The Mummy (1932)
Part 2

THE_MUMMY-18 The Mummy was golden at the box office, attracting not only genre fans, spiritualists and believers in reincarnation, but any number of viewers who were drawn both by the grandeur of the love tale and by the novelty of a “horror picture” without explicit violence. — John T. Soister, Of Gods and Monsters: A Critical Guide to Universal Studios’ Science Fiction, Horror and Mystery Films, 1929-1939

With scenes of confrontation between good and evil similar to Dracula, and the romance of undying love and reincarnation gleaned from H. Rider Haggard’s She, Balderston crystallized his story of The Mummy. The unsensational and restrained visual tone was added by director Karl Freund, who’s moody cinematography captured the supernatural demeanor and timelessness of Bela Lugosi’s centuries-old vampire count in Dracula.

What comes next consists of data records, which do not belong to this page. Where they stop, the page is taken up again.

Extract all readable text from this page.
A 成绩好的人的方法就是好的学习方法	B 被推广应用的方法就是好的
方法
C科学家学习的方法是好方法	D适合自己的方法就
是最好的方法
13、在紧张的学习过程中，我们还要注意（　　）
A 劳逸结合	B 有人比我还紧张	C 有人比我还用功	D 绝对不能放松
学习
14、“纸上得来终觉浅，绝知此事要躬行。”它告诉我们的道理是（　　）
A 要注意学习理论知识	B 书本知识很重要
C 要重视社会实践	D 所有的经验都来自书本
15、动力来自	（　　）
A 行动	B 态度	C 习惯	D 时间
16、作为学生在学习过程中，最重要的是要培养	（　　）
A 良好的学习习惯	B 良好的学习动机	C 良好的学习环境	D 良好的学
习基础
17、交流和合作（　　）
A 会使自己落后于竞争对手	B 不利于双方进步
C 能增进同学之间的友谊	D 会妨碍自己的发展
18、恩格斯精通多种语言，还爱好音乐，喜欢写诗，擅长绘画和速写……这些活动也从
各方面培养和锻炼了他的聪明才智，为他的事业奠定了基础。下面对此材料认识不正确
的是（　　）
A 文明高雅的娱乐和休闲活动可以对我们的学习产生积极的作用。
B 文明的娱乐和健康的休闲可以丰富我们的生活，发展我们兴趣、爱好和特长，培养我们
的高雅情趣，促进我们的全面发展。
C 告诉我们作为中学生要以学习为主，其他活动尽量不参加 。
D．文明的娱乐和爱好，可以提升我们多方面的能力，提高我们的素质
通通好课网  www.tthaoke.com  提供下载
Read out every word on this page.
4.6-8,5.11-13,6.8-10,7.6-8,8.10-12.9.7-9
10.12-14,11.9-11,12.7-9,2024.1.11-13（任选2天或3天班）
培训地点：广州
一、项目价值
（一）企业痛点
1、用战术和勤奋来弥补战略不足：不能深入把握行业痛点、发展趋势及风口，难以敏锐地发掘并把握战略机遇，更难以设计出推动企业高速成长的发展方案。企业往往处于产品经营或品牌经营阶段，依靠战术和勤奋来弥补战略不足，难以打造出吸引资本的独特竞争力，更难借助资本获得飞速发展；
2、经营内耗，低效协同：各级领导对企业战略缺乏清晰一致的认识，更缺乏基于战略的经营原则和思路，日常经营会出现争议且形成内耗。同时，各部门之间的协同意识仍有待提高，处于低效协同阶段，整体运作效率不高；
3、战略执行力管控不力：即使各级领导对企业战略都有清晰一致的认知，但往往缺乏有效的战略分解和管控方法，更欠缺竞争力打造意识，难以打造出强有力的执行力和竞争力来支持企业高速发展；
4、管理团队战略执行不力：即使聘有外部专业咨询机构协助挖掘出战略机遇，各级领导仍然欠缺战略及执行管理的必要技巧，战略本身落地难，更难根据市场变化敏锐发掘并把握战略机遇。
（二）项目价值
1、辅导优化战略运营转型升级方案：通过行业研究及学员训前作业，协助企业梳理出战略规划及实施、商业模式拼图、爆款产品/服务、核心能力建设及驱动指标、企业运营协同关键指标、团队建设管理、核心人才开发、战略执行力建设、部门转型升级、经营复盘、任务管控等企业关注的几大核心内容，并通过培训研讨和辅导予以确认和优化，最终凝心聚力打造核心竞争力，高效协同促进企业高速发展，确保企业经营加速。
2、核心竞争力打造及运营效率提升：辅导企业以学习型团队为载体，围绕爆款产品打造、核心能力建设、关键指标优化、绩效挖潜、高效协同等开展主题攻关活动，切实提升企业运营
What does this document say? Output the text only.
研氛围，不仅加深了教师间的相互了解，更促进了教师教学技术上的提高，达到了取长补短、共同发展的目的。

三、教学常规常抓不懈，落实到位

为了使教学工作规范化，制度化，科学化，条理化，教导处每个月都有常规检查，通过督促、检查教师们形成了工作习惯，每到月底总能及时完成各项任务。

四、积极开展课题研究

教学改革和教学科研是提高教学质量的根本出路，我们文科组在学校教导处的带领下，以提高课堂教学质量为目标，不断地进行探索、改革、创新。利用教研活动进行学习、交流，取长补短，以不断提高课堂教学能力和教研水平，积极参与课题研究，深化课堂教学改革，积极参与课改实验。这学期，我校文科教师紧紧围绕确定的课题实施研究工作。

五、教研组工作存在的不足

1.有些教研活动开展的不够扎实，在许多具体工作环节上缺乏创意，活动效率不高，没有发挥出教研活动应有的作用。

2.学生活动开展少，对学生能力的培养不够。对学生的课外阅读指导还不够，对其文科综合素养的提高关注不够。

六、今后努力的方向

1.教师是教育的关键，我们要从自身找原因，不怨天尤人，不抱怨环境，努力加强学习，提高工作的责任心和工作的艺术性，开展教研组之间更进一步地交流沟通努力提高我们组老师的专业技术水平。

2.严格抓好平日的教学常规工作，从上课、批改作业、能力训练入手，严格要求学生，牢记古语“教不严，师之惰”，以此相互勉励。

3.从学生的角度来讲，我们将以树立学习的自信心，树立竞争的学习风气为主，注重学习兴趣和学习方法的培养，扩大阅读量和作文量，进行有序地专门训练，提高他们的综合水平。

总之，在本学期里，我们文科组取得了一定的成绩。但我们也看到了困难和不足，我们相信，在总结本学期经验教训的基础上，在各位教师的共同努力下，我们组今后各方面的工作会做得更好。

Although using more camera movement here than in Dracula, Freund deliberately lingers on somber scenes to evoke a mystical aura, tinted with sadness, over the proceedings and Egyptian antiquities. His use of stimmung–a mood-building pause seen in German Expressionist Cinema of the 1920s–especially during Im-ho-tep’s resurrection, shows carefully measured glimpses of Jack Pierce’s elaborate makeup, leaving us in horror for what is not shown.